The group auditioned reportedly over 400 lead singers to find a replacement for Gabriel. Phil Collins, who had provided backing vocals, coached prospective replacements.[19] Eventually, the band decided to use Collins as the lead vocalist[20] for 1976's A Trick of the Tail. The new producer David Hentschel, who had served as engineer on Nursery Cryme, gave the album a clearer-sounding production. Critics noted that Collins sounded "more like Gabriel than Gabriel did".[21]
Despite the success of the album, the group remained concerned with their live shows, which now lacked Gabriel's elaborate costume changes and dramatic behaviour. Since Collins required the assistance of a second drummer while he sang, Bill Bruford, drummer for Yes and King Crimson was hired[22] for the 1976 tour. Their first live performance without Peter Gabriel was on 26 March 1976, in London, Ontario, Canada.[citation needed]
Later that year, Genesis recorded Wind & Wuthering, the first of two albums recorded at the Relight Studios in Hilvarenbeek in the Netherlands.[3] Released in December 1976,[23] the album took the second part of its title from Emily Brontë's novel Wuthering Heights, whose last lines—"how anyone could ever imagine unquiet slumbers for the sleepers in that quiet earth"—inspired the titles of the seventh and eighth tracks.[24]
For the 1977 Genesis tour, the jazz fusion-trained Chester Thompson—a veteran of Weather Report and Frank Zappa—took on live drumming duties. Collins' approach to Genesis shows differed from the theatrical performances of Gabriel, and his interpretations of older songs were lighter and more subtle. At the 1982 Milton Keynes reunion show, Gabriel admitted that Collins sang the songs "better", though never "quite like" him.[25]
Guitarist Hackett had become increasingly disenchanted with the band by the time of Wind & Wuthering's release,[16] and he felt confined. He was the first member of the band to record a solo album, 1975's Voyage of the Acolyte, and greatly enjoyed the feelings of control over the recording process that working within a group could not provide. Hackett had asked that a quarter of Wind & Wuthering be allocated to Hackett's songs, which Collins described as "a dumb way to work in a band context".[26] While Hackett was given songwriting credits on the two instrumental tracks "Unquiet Slumbers for the Sleepers..."/"...In That Quiet Earth" , the Hackett/Collins' "Blood on the Rooftops" was never performed live, and his song "Please Don't Touch" (which appeared as the title track to his next solo album released in 1978) was rejected by the rest of the band, who opted for the shorter and catchier three-minute instrumental "Wot Gorilla?" which closes Side 1 of the Wind & Wuthering album.
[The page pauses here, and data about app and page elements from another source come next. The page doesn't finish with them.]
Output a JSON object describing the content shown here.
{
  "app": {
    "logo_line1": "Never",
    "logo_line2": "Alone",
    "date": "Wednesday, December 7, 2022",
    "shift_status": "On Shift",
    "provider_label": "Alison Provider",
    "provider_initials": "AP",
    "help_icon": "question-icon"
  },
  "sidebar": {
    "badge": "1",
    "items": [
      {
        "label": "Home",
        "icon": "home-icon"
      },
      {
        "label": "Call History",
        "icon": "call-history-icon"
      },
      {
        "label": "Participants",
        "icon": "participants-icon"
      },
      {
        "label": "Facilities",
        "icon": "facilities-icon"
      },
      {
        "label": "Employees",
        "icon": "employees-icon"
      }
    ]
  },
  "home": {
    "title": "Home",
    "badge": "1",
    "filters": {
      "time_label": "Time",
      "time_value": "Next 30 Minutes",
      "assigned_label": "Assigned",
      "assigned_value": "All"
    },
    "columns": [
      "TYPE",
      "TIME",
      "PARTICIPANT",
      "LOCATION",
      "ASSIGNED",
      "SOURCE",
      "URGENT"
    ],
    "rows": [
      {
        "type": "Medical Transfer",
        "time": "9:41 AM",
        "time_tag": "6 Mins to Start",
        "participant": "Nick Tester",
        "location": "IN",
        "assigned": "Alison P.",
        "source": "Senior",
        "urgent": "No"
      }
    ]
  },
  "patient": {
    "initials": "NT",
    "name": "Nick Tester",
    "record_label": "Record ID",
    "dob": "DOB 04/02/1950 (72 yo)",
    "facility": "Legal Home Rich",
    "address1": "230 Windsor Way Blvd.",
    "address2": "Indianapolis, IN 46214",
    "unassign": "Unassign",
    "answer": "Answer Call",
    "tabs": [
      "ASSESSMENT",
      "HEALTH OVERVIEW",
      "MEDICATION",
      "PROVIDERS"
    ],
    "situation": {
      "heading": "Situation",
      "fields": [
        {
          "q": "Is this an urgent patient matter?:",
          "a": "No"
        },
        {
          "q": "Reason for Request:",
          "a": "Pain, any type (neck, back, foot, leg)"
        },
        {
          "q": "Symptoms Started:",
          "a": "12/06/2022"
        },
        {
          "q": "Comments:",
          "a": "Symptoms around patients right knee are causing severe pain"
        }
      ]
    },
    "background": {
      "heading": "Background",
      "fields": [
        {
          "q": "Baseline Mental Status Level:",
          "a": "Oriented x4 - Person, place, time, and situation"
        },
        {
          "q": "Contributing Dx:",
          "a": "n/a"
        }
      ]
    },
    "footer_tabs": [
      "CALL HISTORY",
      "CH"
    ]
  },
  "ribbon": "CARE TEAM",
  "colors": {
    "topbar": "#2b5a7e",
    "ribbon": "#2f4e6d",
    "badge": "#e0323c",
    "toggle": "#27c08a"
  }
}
Hackett left the band following the release of the 1977 Spot the Pigeon EP while the band was in the studio mixing together the live album Seconds Out.
The acclaimed Seconds Out live album was recorded during the 1976 and 1977 tours and was to be Hackett's final release with Genesis. Rutherford took on guitar duties in the studio, and during live performances alternated guitar and bass with the session musician Daryl Stuermer.